Conversation and music returned to the party, and Nicaise asked for Laurent’s thoughts on poison.

Patrice spluttered into his glass. ‘Nicaise, we hardly need to talk about that now.’

Nicaise clasped his hands together. ‘But you know I have such an interest.’ His long eyelashes dipped with his gaze. ‘Celebrating birth reminds us to guard against death, doesn’t it?’

The lord directed a suspicious glance at Laurent. ‘I’d rather not dwell on poison. Indirect and cowardly, wouldn’t you say?’

‘I would indeed,’ Laurent said, evenly. His voice was now rather more than champagne, bodied into an excellent red wine. One that beneath its honeyed tones, was probably also poisoned.

Nicaise whispered in the lord’s ear. Patrice’s upper lip quivered, but he spoke directly to Laurent. 'You have a slave, at your own right hand?'

Damen glared at Nicaise, but the lord mistook himself as the target and quivered in his chair. Delighted, Damen quickly busied himself with a large gulp from his glass so as not to give himself away.

Nicaise fashioned his mouth into a sweet smile. ‘It’s a custom in his part. The most honored guest must sit on the _right_ , not the left. The Prince agrees, I am sure.’

Laurent’s lips barely parted. 'Naturally. If you will?'

Mid-swallow, Damen realized he was being addressed. Grudgingly, he changed seats with Patrice and found himself stuck between Laurent and Nicaise, who had deigned to follow the lord to the other side.

A rainbow trout was laid out in front of the Prince, flattened with crispy dermatology. Damen raised his eyebrows and pointed his gaze at Laurent. Patrice had no visible reaction. 

Laurent seized Damen’s ear and hissed into it. ‘Stop doing that. It doesn't make a difference where anyone is sitting. There's absolutely no poison and no reason the servers would mistakenly serve anyone but me my own feast. Besides, there is nothing illicit put in my glass.’ Straightening up, he began to explain the difficulties of discipline to the lord.

Damen hadn't seen Laurent check his glass, and he desperately wanted to verify for himself, but his quota of improper behavior was being held steady. When the plate came around, Damen found the fish unreasonably salty and washed it down with more liquor, which had a seductive taste, sweetness creeping pleasantly into his veins the more he drank.

'New bottle for the Prince?' A servant offered.
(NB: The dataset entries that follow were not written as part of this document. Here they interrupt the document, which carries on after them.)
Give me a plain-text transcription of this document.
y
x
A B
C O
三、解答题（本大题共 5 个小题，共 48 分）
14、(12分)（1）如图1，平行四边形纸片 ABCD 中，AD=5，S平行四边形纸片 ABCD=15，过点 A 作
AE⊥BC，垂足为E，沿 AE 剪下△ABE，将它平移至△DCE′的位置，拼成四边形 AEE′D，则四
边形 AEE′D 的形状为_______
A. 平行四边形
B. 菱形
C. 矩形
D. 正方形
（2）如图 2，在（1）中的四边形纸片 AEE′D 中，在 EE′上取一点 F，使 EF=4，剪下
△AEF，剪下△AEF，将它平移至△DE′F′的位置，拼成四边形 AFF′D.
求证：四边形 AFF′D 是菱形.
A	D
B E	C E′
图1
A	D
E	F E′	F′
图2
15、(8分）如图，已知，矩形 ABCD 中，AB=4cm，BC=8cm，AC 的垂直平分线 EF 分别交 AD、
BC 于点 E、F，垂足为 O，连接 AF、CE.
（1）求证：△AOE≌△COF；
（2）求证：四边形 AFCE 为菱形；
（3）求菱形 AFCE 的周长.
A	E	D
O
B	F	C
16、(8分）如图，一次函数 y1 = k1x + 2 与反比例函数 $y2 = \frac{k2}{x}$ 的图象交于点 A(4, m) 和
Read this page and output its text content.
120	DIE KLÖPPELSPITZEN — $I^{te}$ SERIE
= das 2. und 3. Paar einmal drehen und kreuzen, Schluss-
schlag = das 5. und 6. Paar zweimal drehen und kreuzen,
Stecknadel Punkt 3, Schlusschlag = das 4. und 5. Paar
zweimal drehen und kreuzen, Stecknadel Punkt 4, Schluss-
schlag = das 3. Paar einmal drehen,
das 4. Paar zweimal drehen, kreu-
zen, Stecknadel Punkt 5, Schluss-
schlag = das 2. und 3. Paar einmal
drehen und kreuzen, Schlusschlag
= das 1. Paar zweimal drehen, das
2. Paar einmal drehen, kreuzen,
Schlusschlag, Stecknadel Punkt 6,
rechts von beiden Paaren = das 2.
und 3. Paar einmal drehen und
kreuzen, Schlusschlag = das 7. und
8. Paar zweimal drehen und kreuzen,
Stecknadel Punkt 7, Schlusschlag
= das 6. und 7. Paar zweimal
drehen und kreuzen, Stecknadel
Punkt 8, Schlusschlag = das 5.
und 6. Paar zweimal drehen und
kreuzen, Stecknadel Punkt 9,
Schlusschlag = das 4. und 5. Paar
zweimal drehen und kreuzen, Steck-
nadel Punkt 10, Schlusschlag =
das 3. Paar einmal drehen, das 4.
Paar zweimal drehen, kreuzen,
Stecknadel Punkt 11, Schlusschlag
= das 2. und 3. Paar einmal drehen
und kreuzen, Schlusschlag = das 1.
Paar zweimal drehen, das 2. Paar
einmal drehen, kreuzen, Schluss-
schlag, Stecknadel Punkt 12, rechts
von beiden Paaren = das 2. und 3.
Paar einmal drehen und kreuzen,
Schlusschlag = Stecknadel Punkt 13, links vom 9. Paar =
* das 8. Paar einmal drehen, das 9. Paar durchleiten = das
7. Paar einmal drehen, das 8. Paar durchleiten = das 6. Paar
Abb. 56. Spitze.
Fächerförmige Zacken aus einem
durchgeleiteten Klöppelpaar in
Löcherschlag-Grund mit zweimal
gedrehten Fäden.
Laurent’s eyes were hard and he stared deliberately at Damen as he said, 'That will do nicely.'

Nicaise smiled, while Damen considered smashing the bottle from the servant’s hands. He could stand and yell, proclaim what he knew to everyone, but no one would believe him. Laurent looked at him. Damen’s muscles clenched and he stamped his foot beneath the table instead. If Laurent wanted to die so badly, he could go ahead and do it. Damen knew how to fend for himself.

'What's wrong with him?' Patrice asked, chewing his lip.

Laurent said, 'Wicked combination of indigestion and constipation.'

Damen had barely eaten half a plate. 

‘But what if it were poison,’ Nicaise said smugly, loud enough for not only Damen, but also his host, to overhear. ‘There’s arsenic. Peach pits. Or cyanide, though more difficult to hide. It's blue, but purple in the light.’

 _Where did you learn about poison_ , Damen wondered.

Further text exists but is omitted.